Claro que reverter o quadro é possível, mas por hora, é mais provável que continuemos a ver van Bommel forçar Pirlo a trocar de clube do que o contrário. A gestão do futebol italiano pertence a aristocratas ainda ricos, mas decadentes e sem visão, como Aurelio De Laurentiis, Enrico Preziosi, Massimo Moratti e o patrono-mor do mecenato de benefícios, Silvio Berlusconi. Por mais que eles digam que apreciam o futebol entusiasmante de Messi e Agüero, levaram o sistema a precisar dos dogmáticos Mourinhos e Allegris.
Gilson, acho que a saída do Pirlo é, numa licença poética, a aceitação do Milan de que precisa de menos arte e mais comida. Pirlo é um jogador espetacular, mas o Milan não pode se dar esse luxo hoje. Claro, além da questão do salário. abs
Raphael, os times da Bota estão sofrendo justamente porque estão tentando se adequar. Na Inglaterra, alguns clubes sofrerão mais. abs
Ligue 1
nenhuma liga européia revela tantos bons jogadores, um punhado que esta na EPL surgiu ali na França.

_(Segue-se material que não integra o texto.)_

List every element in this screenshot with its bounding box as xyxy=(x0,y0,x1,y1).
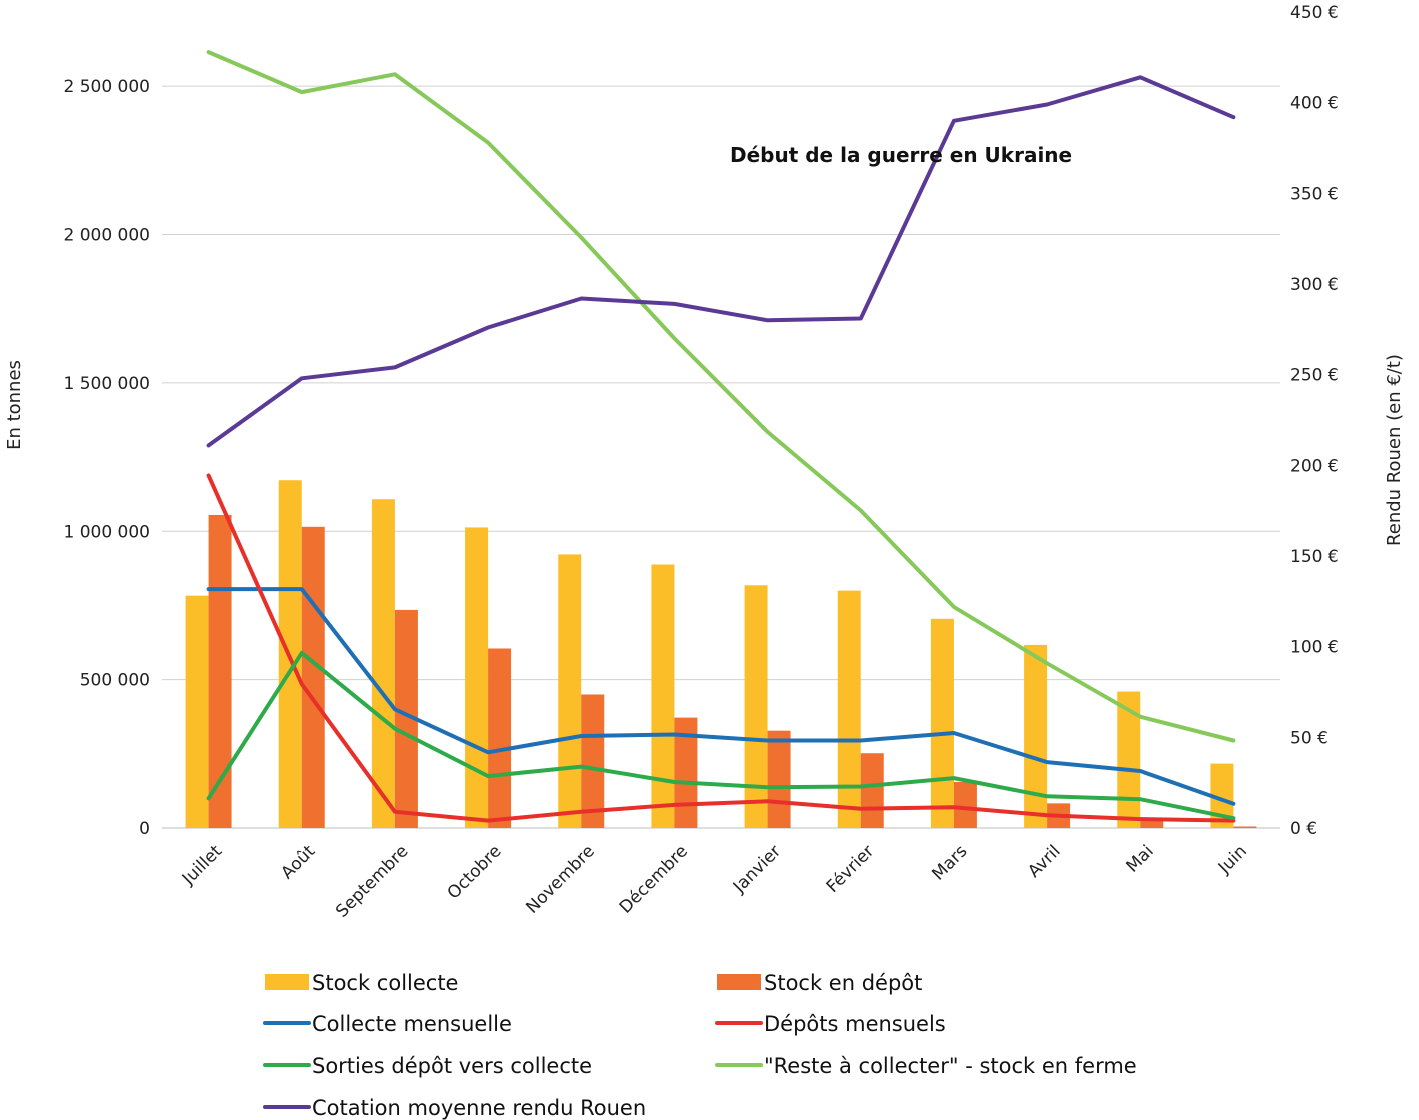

Acredito que a saída de Pirlo ocorreu apenas e tão somente em função da necessidade de um jogador a mais – o ideal seriam dois – para conferir maior dinamismo ao jogo da equipe. Difícil pedir isso quando você tem Pirlo e Seedorf no elenco do meio-campo.
Simples assim. Mas posso estar enganado.
Ou talvez não tenha entendido corretamente o texto, que dá algumas voltas.
Leitura interessante. Lembrando que o ‘Milan champanhe’ que perdeu a CL em 2005 abdicou de um atacante em nome de um Ambrosini a mais para vencer o Liverpool em 2007. Agora…tem rusga ali entre Barça e Van Bommel não? Hhahaha…parece coisa de ex-mulher e ex-marido. Van Bommel pode ser mais importante para o Milan na função de pedreiro. No grupo blaugrena de 2005/2006 ele era apenas um coadjuvante.
Abs
Perfeita análise.
Sobre a questão financeira envolvendo o Pirlo, era muita grana para um jogador que pouco vem jogando e que não se encaixaria no esquema atual da equipe. Fico curioso para ver como será a Juventus da próxima temporada, como Pirlo será encaixado na equipe, e a dimensão da reformulação do clube.
Hoje a Série A caminha para ser ultrapassada pela Ligue 1, sendo que o já foi com sobras pela Bundesliga.
Eu quero ver quando esse fair-play financeiro chegar pra valer, como os times da Bota vão se virar, vai ter muito time buscando manobras para driblar as regras, ou o futebol italiano irá viver uma situação de desespero extremo.